Es gibt ungefähr 250 Hummelarten, sie kommen vor allem in den kühleren Regionen der Nordhalbkugel vor. Weil durch den Klimawandel an vielen Orten die Temperaturen ansteigen, hat ein internationales Forscherteam jetzt untersucht, wie die Hummeln damit zurechtkommen.

Von Jochen Steiner | 10.07.2015
    "Hummeln sind aus mehreren Gründen eine großartige Insektengattung: In den gemäßigten Breiten sind sie sehr wichtig, um Pflanzen zu bestäuben, nicht nur Ackerpflanzen, sondern auch solche in natürlichen Habitaten. Außerdem sind Hummeln groß genug, um die einzelnen Arten recht einfach bestimmen zu können. Das wird seit über hundert Jahren systematisch gemacht, und deshalb wissen wir ziemlich gut, wie sie über die Kontinente verteilt sind."
    Jeremy Kerr ist Biologe an der Universität von Ottawa in Kanada. Er und sein Team wollten herausfinden, ob und wenn ja wie der Klimawandel die Verbreitung von Hummeln beeinflusst.
    "Wir hatten die Gelegenheit, das Vorkommen vieler Hummelarten für ganze Kontinente auswerten zu können. Wir konnten ihre Verbreitungsgrenzen in den kühlen und in den heißeren Regionen bestimmen, ihre nördlichen und südlichen Grenzen und ihr Vorkommen in unterschiedlichen Höhen."
    423.000 geografische Nachweise
    Jeremy Kerr und sein Team bezogen in ihre Analyse 423.000 geografische Nachweise von 67 Hummelarten ein, die in Nordamerika und Europa beheimatet sind. Die ersten Daten reichen zurück bis ins Jahr 1901. Die letzten stammen aus 2010. Außerdem lagen den Forschern jährlich gesammelte Klimadaten aus dieser Zeitspanne vor, sowie Daten über die Veränderung der Landschaft und über den Einsatz von Pflanzenschutzmitteln. Was der Ökologe jetzt nach der Auswertung sagen kann:
    "Hummeln haben es sehr schwer, jenseits ihrer nördlichen Verbreitungsgrenze neue Populationen zu gründen. Das heißt, im Norden geht es für sie nicht weiter. Und das trifft sowohl für Nordamerika als auch für Europa zu, das ist für beide Kontinente gleich."

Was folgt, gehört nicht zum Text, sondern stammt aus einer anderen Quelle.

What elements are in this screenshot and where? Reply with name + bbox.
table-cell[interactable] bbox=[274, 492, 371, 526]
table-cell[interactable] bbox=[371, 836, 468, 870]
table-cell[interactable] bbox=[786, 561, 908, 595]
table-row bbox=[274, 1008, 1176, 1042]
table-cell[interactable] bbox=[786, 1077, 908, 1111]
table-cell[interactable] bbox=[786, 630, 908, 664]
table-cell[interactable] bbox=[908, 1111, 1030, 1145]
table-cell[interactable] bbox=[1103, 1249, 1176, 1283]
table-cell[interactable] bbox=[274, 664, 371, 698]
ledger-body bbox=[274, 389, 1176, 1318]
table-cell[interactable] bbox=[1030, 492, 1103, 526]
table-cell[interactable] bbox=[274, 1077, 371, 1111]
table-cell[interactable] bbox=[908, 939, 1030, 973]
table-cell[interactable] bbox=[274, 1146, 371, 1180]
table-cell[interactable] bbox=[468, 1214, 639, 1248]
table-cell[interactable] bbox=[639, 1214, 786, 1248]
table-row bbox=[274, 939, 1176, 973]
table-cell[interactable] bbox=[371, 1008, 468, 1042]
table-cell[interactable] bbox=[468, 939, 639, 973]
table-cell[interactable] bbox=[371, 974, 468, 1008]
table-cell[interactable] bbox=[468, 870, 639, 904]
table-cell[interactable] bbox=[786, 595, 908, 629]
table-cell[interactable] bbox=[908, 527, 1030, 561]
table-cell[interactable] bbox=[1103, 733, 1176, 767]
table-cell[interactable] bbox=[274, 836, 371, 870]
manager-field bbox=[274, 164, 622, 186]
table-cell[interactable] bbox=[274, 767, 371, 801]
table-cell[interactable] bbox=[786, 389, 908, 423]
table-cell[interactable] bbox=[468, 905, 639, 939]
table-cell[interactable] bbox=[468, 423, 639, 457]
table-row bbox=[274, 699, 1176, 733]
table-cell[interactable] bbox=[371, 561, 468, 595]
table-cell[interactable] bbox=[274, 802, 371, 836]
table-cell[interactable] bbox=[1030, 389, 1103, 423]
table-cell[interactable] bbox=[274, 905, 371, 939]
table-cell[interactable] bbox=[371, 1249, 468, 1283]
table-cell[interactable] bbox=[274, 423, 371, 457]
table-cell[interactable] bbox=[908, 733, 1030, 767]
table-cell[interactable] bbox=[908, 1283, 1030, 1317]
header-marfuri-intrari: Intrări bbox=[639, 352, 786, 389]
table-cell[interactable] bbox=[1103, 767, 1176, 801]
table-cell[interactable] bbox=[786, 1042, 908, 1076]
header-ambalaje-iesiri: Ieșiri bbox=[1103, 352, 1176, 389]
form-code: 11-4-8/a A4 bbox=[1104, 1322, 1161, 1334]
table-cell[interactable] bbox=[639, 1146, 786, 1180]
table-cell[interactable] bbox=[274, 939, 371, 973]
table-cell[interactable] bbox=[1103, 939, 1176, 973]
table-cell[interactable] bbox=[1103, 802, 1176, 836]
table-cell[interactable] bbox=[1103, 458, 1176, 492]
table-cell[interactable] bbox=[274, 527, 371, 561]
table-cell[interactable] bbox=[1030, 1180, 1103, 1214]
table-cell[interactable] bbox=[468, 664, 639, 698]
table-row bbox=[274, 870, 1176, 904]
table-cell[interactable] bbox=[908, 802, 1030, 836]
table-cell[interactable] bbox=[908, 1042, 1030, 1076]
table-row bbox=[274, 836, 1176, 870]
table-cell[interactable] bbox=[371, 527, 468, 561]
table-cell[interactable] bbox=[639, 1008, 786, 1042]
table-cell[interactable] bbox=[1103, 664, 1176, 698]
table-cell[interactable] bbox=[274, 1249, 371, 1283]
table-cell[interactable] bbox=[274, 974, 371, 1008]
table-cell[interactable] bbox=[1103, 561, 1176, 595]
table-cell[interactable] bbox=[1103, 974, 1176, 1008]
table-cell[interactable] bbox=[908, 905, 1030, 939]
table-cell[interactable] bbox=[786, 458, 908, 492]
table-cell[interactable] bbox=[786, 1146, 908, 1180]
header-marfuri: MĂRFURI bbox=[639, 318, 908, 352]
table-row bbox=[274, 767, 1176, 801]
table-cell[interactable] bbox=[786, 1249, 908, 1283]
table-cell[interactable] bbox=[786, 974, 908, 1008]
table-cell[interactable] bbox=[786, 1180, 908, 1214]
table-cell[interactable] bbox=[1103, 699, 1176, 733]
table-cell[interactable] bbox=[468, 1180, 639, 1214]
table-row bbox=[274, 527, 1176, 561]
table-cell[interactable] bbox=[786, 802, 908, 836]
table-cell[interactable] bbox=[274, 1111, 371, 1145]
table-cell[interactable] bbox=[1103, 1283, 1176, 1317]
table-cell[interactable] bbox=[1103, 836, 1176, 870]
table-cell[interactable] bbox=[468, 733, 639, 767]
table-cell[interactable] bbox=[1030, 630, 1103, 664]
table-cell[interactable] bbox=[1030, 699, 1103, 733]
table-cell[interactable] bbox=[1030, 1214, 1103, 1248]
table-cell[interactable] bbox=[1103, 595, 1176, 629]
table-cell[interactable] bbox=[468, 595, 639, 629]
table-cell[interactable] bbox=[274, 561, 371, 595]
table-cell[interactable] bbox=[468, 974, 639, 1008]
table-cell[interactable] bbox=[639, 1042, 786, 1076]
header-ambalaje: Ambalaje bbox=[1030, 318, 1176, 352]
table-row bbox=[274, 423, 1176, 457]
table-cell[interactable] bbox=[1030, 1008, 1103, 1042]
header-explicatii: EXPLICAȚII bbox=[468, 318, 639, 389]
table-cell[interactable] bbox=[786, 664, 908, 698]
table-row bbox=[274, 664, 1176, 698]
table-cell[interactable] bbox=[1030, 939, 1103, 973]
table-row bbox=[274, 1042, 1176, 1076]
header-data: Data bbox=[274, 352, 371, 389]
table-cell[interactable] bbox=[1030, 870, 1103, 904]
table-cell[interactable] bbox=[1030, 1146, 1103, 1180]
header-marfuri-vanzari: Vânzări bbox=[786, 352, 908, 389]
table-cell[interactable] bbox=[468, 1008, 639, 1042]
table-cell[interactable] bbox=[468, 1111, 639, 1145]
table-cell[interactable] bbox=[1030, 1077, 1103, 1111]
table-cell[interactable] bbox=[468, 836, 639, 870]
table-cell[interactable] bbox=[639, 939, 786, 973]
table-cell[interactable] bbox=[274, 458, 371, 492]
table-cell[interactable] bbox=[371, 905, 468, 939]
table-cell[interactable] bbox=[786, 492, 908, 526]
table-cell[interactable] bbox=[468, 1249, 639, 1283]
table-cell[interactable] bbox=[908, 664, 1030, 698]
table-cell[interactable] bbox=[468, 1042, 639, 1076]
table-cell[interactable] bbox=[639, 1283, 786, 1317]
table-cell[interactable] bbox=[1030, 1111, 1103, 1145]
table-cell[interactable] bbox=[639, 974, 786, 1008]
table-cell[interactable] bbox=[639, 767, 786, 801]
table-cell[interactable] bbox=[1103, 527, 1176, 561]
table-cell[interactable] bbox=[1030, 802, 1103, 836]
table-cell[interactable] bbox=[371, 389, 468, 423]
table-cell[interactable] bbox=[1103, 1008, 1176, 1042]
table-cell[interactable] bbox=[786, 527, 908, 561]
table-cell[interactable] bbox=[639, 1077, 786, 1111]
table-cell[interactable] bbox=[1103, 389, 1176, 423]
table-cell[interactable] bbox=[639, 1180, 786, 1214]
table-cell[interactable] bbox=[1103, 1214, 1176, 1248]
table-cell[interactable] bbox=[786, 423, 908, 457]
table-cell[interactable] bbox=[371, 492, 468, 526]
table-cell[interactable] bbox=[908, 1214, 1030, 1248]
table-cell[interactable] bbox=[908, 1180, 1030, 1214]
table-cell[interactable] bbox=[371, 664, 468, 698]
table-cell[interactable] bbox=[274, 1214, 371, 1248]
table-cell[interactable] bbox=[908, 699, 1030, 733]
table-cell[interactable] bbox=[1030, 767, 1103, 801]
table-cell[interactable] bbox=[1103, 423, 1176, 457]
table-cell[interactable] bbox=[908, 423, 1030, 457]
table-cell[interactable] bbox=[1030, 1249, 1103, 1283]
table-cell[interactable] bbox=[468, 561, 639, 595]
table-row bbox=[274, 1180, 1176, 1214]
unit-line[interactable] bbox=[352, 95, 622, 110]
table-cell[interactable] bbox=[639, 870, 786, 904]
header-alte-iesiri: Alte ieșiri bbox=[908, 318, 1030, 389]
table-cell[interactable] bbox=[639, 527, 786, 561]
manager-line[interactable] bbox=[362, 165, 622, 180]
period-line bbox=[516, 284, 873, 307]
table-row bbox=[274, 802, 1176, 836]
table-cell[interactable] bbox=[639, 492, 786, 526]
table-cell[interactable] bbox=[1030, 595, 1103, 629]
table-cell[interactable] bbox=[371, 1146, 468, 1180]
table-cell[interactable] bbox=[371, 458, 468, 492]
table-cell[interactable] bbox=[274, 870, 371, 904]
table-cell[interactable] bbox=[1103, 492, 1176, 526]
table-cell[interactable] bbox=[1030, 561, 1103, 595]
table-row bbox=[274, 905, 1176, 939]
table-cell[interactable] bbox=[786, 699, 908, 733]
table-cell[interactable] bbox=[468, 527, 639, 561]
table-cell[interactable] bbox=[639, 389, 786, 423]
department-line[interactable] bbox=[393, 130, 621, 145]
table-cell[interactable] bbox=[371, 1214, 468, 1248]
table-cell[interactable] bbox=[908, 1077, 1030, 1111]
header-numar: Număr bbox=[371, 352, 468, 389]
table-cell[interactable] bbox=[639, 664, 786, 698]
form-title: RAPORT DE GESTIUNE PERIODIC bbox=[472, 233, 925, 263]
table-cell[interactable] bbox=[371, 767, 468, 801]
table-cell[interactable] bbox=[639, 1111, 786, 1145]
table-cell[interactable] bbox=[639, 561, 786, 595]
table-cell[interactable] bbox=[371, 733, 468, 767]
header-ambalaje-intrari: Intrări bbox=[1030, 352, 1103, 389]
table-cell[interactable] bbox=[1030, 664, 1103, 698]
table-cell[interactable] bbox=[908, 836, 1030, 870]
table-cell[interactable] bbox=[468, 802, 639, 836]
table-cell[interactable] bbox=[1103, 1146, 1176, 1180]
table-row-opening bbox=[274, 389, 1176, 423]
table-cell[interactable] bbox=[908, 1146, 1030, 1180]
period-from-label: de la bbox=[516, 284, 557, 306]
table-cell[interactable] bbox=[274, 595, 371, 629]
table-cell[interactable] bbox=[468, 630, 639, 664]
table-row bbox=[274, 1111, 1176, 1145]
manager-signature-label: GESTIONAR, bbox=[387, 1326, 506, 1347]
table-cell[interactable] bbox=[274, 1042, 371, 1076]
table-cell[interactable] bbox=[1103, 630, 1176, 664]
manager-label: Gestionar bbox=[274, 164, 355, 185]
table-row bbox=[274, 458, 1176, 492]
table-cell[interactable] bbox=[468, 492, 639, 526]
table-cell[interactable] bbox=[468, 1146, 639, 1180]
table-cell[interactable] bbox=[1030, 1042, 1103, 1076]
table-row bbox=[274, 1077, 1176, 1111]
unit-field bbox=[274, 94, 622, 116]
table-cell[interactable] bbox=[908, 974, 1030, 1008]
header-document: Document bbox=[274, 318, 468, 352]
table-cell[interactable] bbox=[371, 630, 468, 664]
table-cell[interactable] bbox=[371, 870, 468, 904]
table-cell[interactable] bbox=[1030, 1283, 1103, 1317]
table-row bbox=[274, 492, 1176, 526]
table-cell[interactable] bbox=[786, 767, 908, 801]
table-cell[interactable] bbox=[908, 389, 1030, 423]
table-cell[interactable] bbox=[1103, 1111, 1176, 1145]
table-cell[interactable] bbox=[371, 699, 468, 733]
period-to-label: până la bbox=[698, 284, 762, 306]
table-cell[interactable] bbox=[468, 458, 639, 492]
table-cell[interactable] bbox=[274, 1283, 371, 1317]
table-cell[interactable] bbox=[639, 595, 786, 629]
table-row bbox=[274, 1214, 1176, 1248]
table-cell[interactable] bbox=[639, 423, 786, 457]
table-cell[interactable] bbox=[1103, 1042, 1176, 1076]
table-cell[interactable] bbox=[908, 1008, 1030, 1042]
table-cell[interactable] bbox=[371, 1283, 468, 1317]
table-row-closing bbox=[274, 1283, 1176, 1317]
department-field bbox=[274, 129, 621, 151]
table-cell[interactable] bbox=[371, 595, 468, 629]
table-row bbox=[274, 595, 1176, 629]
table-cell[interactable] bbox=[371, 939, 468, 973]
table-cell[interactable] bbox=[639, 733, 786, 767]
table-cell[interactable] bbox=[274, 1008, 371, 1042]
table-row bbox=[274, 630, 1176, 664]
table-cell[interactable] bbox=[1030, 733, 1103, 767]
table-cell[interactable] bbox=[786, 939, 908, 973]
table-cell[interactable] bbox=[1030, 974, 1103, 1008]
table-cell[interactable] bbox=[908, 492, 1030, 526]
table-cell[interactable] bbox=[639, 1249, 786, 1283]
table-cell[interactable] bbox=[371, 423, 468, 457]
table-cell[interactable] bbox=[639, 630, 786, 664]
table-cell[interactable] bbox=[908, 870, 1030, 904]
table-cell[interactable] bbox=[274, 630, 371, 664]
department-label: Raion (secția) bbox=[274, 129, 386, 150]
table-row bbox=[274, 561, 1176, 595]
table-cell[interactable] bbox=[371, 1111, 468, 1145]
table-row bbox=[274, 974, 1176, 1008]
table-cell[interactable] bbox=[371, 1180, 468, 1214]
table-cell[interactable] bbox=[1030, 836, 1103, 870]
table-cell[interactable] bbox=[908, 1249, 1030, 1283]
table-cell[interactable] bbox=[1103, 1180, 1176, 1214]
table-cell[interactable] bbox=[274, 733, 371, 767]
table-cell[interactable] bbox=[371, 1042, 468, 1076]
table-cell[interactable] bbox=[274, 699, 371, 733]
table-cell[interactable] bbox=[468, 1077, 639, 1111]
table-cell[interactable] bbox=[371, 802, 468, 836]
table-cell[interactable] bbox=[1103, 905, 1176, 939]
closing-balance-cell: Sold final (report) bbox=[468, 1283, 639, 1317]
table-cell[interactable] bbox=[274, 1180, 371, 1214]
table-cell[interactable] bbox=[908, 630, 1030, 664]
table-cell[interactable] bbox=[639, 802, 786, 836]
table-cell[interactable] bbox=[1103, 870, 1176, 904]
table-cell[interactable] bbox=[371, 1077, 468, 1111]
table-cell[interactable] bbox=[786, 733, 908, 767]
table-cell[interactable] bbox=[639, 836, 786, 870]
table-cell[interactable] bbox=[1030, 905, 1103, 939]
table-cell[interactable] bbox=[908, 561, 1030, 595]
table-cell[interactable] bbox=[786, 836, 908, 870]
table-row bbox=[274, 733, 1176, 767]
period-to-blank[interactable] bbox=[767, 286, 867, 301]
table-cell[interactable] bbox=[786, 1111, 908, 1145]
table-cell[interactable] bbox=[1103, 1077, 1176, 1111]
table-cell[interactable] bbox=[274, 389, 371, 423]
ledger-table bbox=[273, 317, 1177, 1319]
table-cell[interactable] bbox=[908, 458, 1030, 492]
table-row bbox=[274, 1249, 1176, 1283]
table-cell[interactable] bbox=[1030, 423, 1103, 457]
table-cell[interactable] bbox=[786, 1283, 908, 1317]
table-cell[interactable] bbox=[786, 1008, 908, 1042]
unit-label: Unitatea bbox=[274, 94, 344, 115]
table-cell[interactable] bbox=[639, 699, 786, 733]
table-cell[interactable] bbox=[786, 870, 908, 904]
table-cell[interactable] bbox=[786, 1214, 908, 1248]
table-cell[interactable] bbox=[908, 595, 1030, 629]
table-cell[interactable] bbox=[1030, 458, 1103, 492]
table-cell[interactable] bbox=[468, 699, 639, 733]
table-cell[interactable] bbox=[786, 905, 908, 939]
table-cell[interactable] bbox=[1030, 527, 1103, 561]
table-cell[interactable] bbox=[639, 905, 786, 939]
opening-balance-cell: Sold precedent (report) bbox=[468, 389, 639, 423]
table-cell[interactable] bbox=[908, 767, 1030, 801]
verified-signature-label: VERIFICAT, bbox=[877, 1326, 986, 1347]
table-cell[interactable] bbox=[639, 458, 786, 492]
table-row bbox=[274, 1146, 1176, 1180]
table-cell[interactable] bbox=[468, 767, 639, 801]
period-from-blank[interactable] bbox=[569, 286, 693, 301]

    Das klingt erst mal nicht dramatisch, in Kombination mit einem zweiten Ergebnis ist es aber beunruhigend.
    "Die Verbreitungsgebiete schrumpfen von Süden her zusammen. Hat man eine bestimmte Hummelart noch vor einiger Zeit in Südfrankreich oder Südspanien gefunden, so ist ihre südliche Verbreitungsgrenze jetzt 300 Kilometer weiter nördlich. Und dieses Phänomen können wir wieder auf beiden Kontinenten beobachten."
    Im Klartext bedeutet das: Der Lebensraum der Hummeln wird immer kleiner. Was im Süden verloren geht, kann im Norden nicht durch neues Terrain kompensiert werden. Jeremy Kerr ist sich bewusst, dass die Veränderungen der Naturlandschaften und der Einsatz von Pflanzenschutzmitteln vielen Hummelarten schwer zu schaffen machen. Aber beides würde die Ergebnisse der aktuellen Analysen nicht erklären.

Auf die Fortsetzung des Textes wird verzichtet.